1. It’s Tuesday, August 1, 2017.
It’s the 10th anniversary of the collapse of the I-35W Mississippi River Bridge in Minneapolis. The 8-lane span just fell into the river during the evening rush hour, killing 13 people and injuring 145 others.
The collapse was supposed to be a wake-up call that the nation’s infrastructure – not just the roads, but utilities and public transit – are crumbling.
The Obama administration recognized this to some extent, focusing its 2009 American Recovery and Reinvestment Act on billions of dollars in infrastructure spending. The measure was passed with absolutely no Republican support in the House and only three Republicans in the Senate – and one of the three switched parties afterward.
2. When Trump was elected, he talked about infrastructure spending as a priority.
Democrats, reviled by the thought this guy would be in the White House, still swallowed hard and said, hey, that’s something we can get behind.
That’s pretty much the last we’ve heard of that.
Republicans, non-believers in the idea of government, think infrastructure spending is a way for government to become more entrenched. It’s government providing jobs to people, and that’s a horrible thought – only companies should do it, and only when they deem fit. So they don’t like it.
3. I think there’s one other reason Republicans don’t go along with infrastructure spending.
While roads are being fixed or built, commuters suffer inconvenience.

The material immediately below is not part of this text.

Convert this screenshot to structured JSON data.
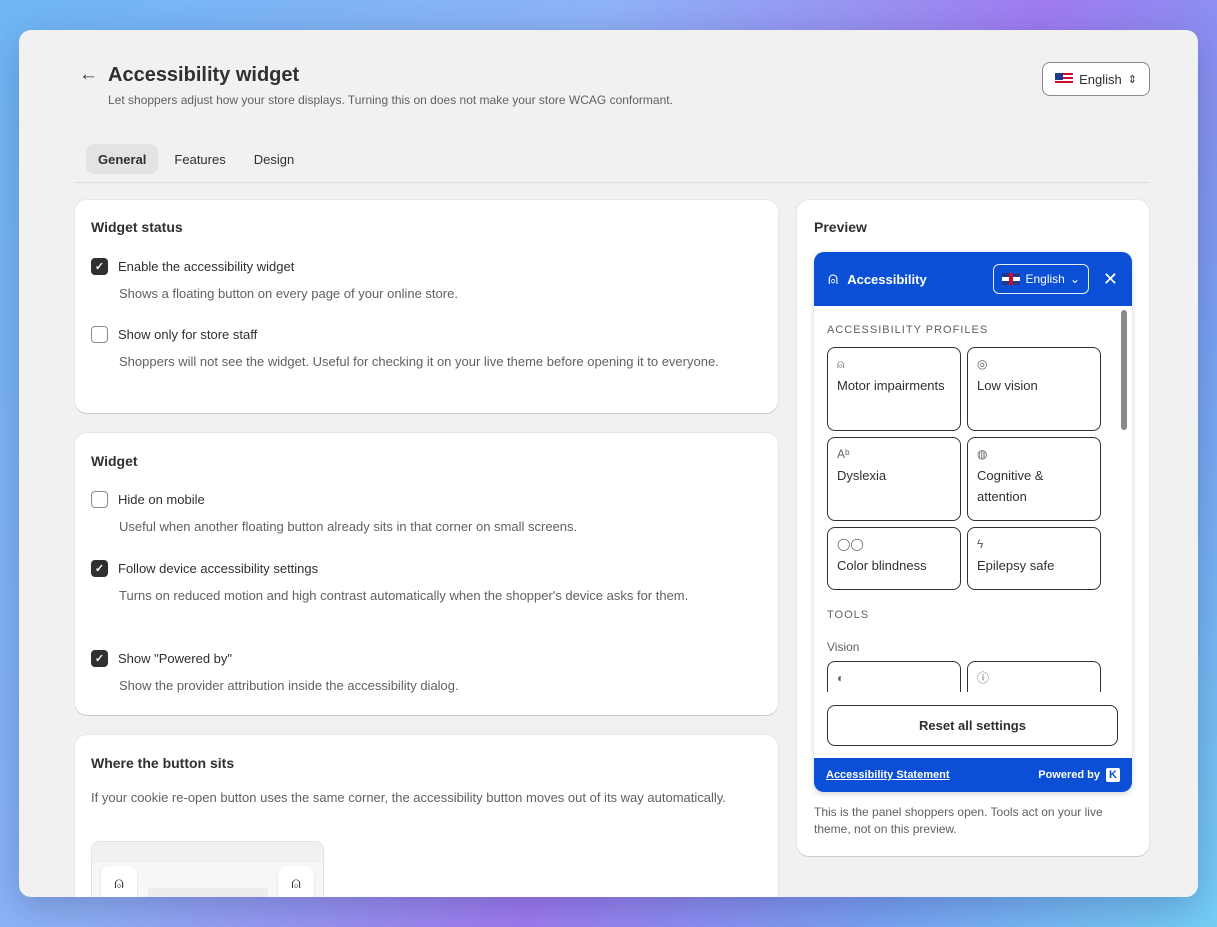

For the past four years, commuters from where I live in Rockland County, New York, have dealt with the mess created as the state builds two bridges across the Hudson. They’ll replace the Tappan Zee Bridge, which was built on the cheap in the 1950s and has barely made it to August 2017.
The Tappan Zee looks and feels as if it’s headed into the Hudson anytime you drive on it. The rattling and shaking when you’re sitting bumper-to-bumper on it leads to thoughts of maybe we should update the wills.
The years of construction have been a pain. Constantly changing highway patterns. Construction crews slowly making their way across the old span. One day last year, a crane collapse closed the TZ all day – miraculously, no one was injured.
Anger is the Republican Party’s best friend.
When something like a extra-long commute makes people angry, Republicans are there to tap into the animus: Why is the government making us suffer like this? Because it can. Because that’s what government does.
But later this month, the first of the new bridges – named for the late Gov. Mario Cuomo – will open. Within two years, both new bridges will be in operation, the rickety Tappan Zee will be demolished or almost so.
4. And commuting should be safer, if not easier.
That’s an important thing. Even if an era when more people are working from home, there are reasons to travel. Besides work, there are family obligations and adventures to be had from crossing a river.
Infrastructure spending is rarely as glamorous as the new bridges will be. It means painting over rust and repaving roads. It means replacing pipes and wires that aren’t supposed to be in plain view. It means figuring out how to prevent electrical grids from collapsing the way they did one August afternoon in 2003, knocking out power to so much of the Northeast.
It is something best done by a government.
If Trump really wants to be a president, instead of trying to gut health care and giving tax breaks to people making tons of money, he should concentrate on infrastructure. On creating jobs building and fixing stuff. On fostering innovation in transportation – please don’t get me started on that again.
That’s what tax money is supposed to do. It’s a sacrifice we all make to benefit all of us.
It’s what we need to do to make sure that people just trying to get home after a day’s work or visiting their grandparents actually get there.